Extraction tools are specific extraction methods defined for each Descriptor and Description Scheme. All these source file are available in the ExtractionUtilities XM directory. Extraction tools are not normative in the implementation, but they must provide a valid description. The extraction tools extract the descriptions from media data. Because media data can be very large, the extraction is performed on time entities of the media, i.e., if the media is a video the extraction is done frame by frame.
Descriptors (Ds) and Description Schemes (DSs)
These modules implement the data structure of normative Descriptors and Description Schemes. Low level Video Descriptors are using a dedicated C++ class. These classes provide methods to access the elements of the normative descriptions. The GenericDS class does not implement the data structure in a dedicated way, but it is an interface to the XML parser library which controls the memory for the tree structure of the instantiated D or DS.
Coding Schemes (CSs)
Coding Schemes are specific coding and decoding methods defined for individual Descriptors and Description Schemes. If an individual coding schemes is available, it represents a normative part of the standard. Coding schemes are available for the visual descriptors to encode or to decode a description into its binary representation. Coding schemes are not available for Ds and DSs which are implemented using the GenericDS class.
Search & Matching Tools
Matching tools are specific search, or matching methods defined for each Descriptor and Description Scheme. Matching tools are not normative in the implementation but they are depending on the specified application of the description. The matching tools can be used in two different ways: to compute distances between descriptions for the purpose of indexing, and to search in the descriptions based on a query with the purpose of transcoding.
These procedural blocks are part of the functionality of specific application modules. They are not represented by dedicated module classes in the XM software. They need to be integrated in the XM when implementing a specific transcoding application.
Applications are expressed by the classes combining the modules of a Descriptor or a Descriptions Scheme including modules of their sub-Ds and -DSs. The resulting class implements one of the three key applications shown in Figure 1, 2, 3. Applications creating a database of the descriptor or description scheme under test (DUT / DSUT), which are of the Extraction Application type, are called Server Applications. Applications using the DSUT data base (Search & Retrieval and Transcoding) are called Client Applications.
The components of the reference software, which are corresponding to a descriptor or description scheme, are implemented using a specific interface mechanism. Besides using private and public functions all classes have an individual interface class, which interfaces the public methods of the class itself. This is done to increase the reusability of the code. For example, by making all destructors private it is possible to force a dedicated way of instantiating objects of this class. Thus, in case of code reuse, the way of destructing the object is fixed. Furthermore, the interface function has a pure virtual representation by its InterfaceABC class (ABC = Abstract Base Class), which is always used to access the elements of the classes mentioned in the previous sections.

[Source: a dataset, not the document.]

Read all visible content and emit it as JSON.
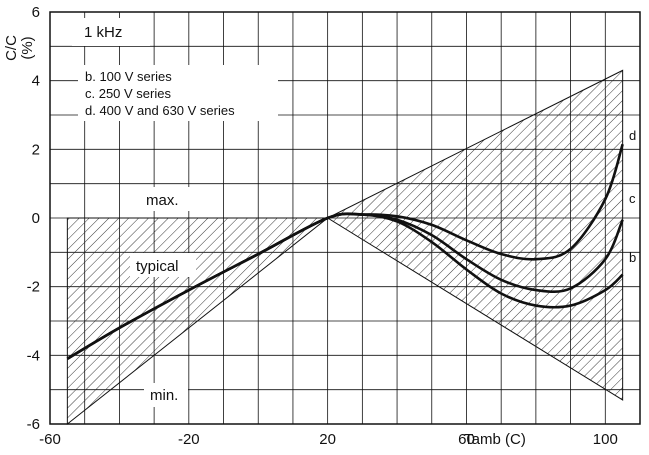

For the reuse of classes two mechanisms are implemented. In case of descriptor class implemented with a C++ class (i.e., for Visual descriptors) not only the data structure with its methods can be reused, but also the description data itself (e.g., multiple visual color description share the same Color Space description). In such case a reference counting mechanism is implemented. This is not required for the coding scheme classes, the extraction classes, and the search classes. Therefore, these classes do not use a reference counting mechanism. These classes use the reference counting mechanism of the descriptor class to manage the memory of the description data.